Histologic grade is reportedly correlated with neoadjuvant chemotherapy response. Miyoshi et al. [28] found that nuclear grade 3 was also a significant predictor of non-pCR. However, the univariate analysis in the present study showed a significant association between nuclear grade 3 and favorable RCB and a borderline significant association between nuclear grade 3 and pCR. Most articles reported results similar to ours. Jaegal et al. [29] reported a higher pCR in patients with a high histologic grade. Wang et al. [30] and Shien et al. [7] reported significantly higher rates of pCR in patients with nuclear grade 3 compared to those in patients with nuclear grades 1 or 2. Additionally, nuclear grade 3 was a significant predictive factor for pCR in a study by Osako et al. [31]. Jung et al. [9] also reported that histologic grade 3 was an independent predictor of pCR in Korean patients with triple-negative breast cancer.

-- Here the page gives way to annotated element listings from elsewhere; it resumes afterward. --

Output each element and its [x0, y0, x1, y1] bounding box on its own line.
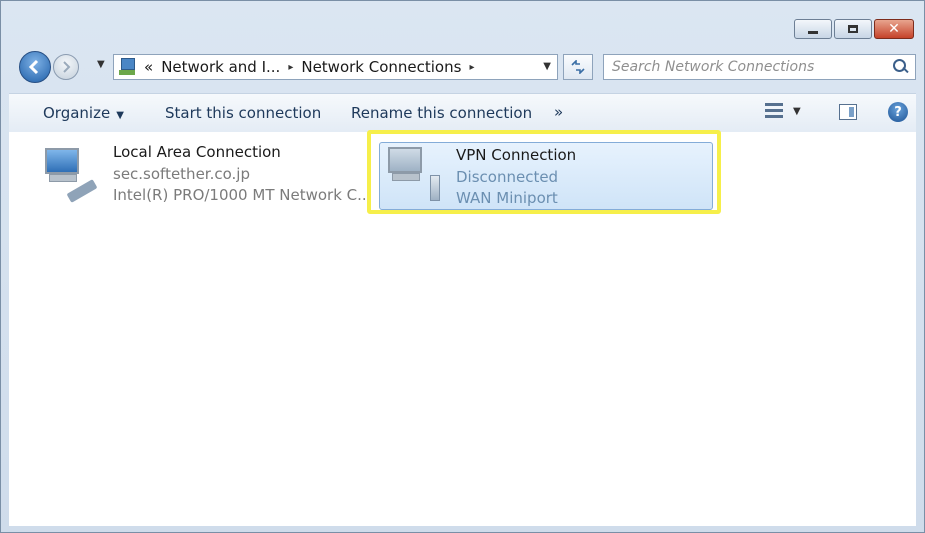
- more-commands-button[interactable]: »: [554, 103, 563, 121]
- connection-network: sec.softether.co.jp: [113, 164, 250, 183]
- connection-device: Intel(R) PRO/1000 MT Network C...: [113, 186, 372, 204]
- minimize-button[interactable]: [794, 19, 832, 39]
- forward-button[interactable]: [53, 54, 79, 80]
- chevron-down-icon: ▼: [793, 105, 801, 117]
- rename-connection-button[interactable]: Rename this connection: [351, 104, 532, 122]
- breadcrumb-overflow[interactable]: «: [144, 58, 153, 76]
- back-button[interactable]: [19, 51, 51, 83]
- vpn-adapter-icon: [388, 145, 444, 205]
- start-connection-button[interactable]: Start this connection: [165, 104, 321, 122]
- minimize-icon: [808, 30, 818, 34]
- maximize-button[interactable]: [834, 19, 872, 39]
- search-icon[interactable]: [893, 59, 909, 75]
- address-bar[interactable]: « Network and I... ▸ Network Connections…: [113, 54, 558, 80]
- connection-device: WAN Miniport: [456, 189, 558, 207]
- command-bar: Organize ▼ Start this connection Rename t…: [9, 93, 916, 133]
- list-item-vpn-connection[interactable]: VPN Connection Disconnected WAN Miniport: [379, 142, 713, 210]
- organize-button[interactable]: Organize ▼: [43, 104, 124, 122]
- address-row: ▼ « Network and I... ▸ Network Connectio…: [19, 51, 916, 83]
- connection-name: VPN Connection: [456, 146, 577, 164]
- network-adapter-icon: [41, 146, 98, 206]
- close-button[interactable]: ✕: [874, 19, 914, 39]
- connection-details: VPN Connection Disconnected WAN Miniport: [456, 145, 576, 210]
- address-dropdown[interactable]: ▼: [543, 61, 551, 72]
- maximize-icon: [848, 25, 858, 33]
- connection-details: Local Area Connection sec.softether.co.j…: [113, 142, 371, 207]
- refresh-button[interactable]: [563, 54, 593, 80]
- preview-pane-icon[interactable]: [839, 104, 857, 120]
- search-box: [603, 54, 916, 80]
- forward-arrow-icon: [63, 61, 71, 73]
- explorer-window: ✕ ▼ « Network and I... ▸ Network Connect…: [0, 0, 925, 533]
- breadcrumb-separator[interactable]: ▸: [469, 62, 474, 73]
- refresh-icon: [571, 60, 585, 74]
- breadcrumb-network-and-internet[interactable]: Network and I...: [161, 58, 280, 76]
- connection-name: Local Area Connection: [113, 143, 281, 161]
- list-item-local-area-connection[interactable]: Local Area Connection sec.softether.co.j…: [41, 142, 371, 210]
- network-folder-icon: [118, 57, 138, 77]
- breadcrumb-separator[interactable]: ▸: [288, 62, 293, 73]
- help-icon[interactable]: ?: [888, 102, 908, 122]
- connection-status: Disconnected: [456, 167, 559, 186]
- back-arrow-icon: [28, 59, 39, 75]
- close-icon: ✕: [888, 21, 900, 37]
- organize-label: Organize: [43, 104, 111, 122]
- chevron-down-icon: ▼: [116, 110, 124, 121]
- breadcrumb-network-connections[interactable]: Network Connections: [301, 58, 461, 76]
- recent-pages-dropdown[interactable]: ▼: [97, 59, 105, 70]
- connections-list: Local Area Connection sec.softether.co.j…: [9, 130, 916, 526]
- change-view-button[interactable]: ▼: [765, 103, 801, 119]
- caption-buttons: ✕: [794, 19, 914, 39]
- view-options-icon: [765, 103, 783, 119]
- breadcrumb: « Network and I... ▸ Network Connections…: [144, 58, 474, 76]
- search-input[interactable]: [604, 55, 884, 79]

Several studies have reported TILs as predictors of pCR. Jung et al. [9] reported that high TIL levels were significantly associated with pCR in triple-negative breast cancer. Denkert et al. [8] reported intratumoral lymphocytes as an independent predictor of pCR. Yamaguchi et al. [10] found that dense lymphocytic infiltration was a significant independent predictive factor for pCR. In the present study, a significantly higher percentage of patients with ≥10% TIL showed favorable RCB compared to those with unfavorable RCB, although ≥10% TIL was not significantly correlated with favorable RCB in multivariate analysis.
Our study had several limitations. First, we included a small number of cases from a single center. Second, strain elastography could not be performed in 21 patients. In addition, 47 cases underwent a second US after the first cycle of neoadjuvant chemotherapy, whereas 33 cases, underwent follow-up studies by PET. The heterogeneity of imaging tools for follow-up after the first cycle of neoadjuvant chemotherapy made it difficult to interpret the reduction rate of tumor size between the first and second US.
Tumor elasticity has recently emerged as a predictive factor for neoadjuvant chemotherapy response. In this study, tumor elasticity was not associated with pCR or RCB. HR was an independent predictor of RCB. Further large prospective studies are needed to determine the correlation between tumor elasticity or other clinicopathological factors and neoadjuvant chemotherapy response.
Notes
The authors declare that they have no competing interests.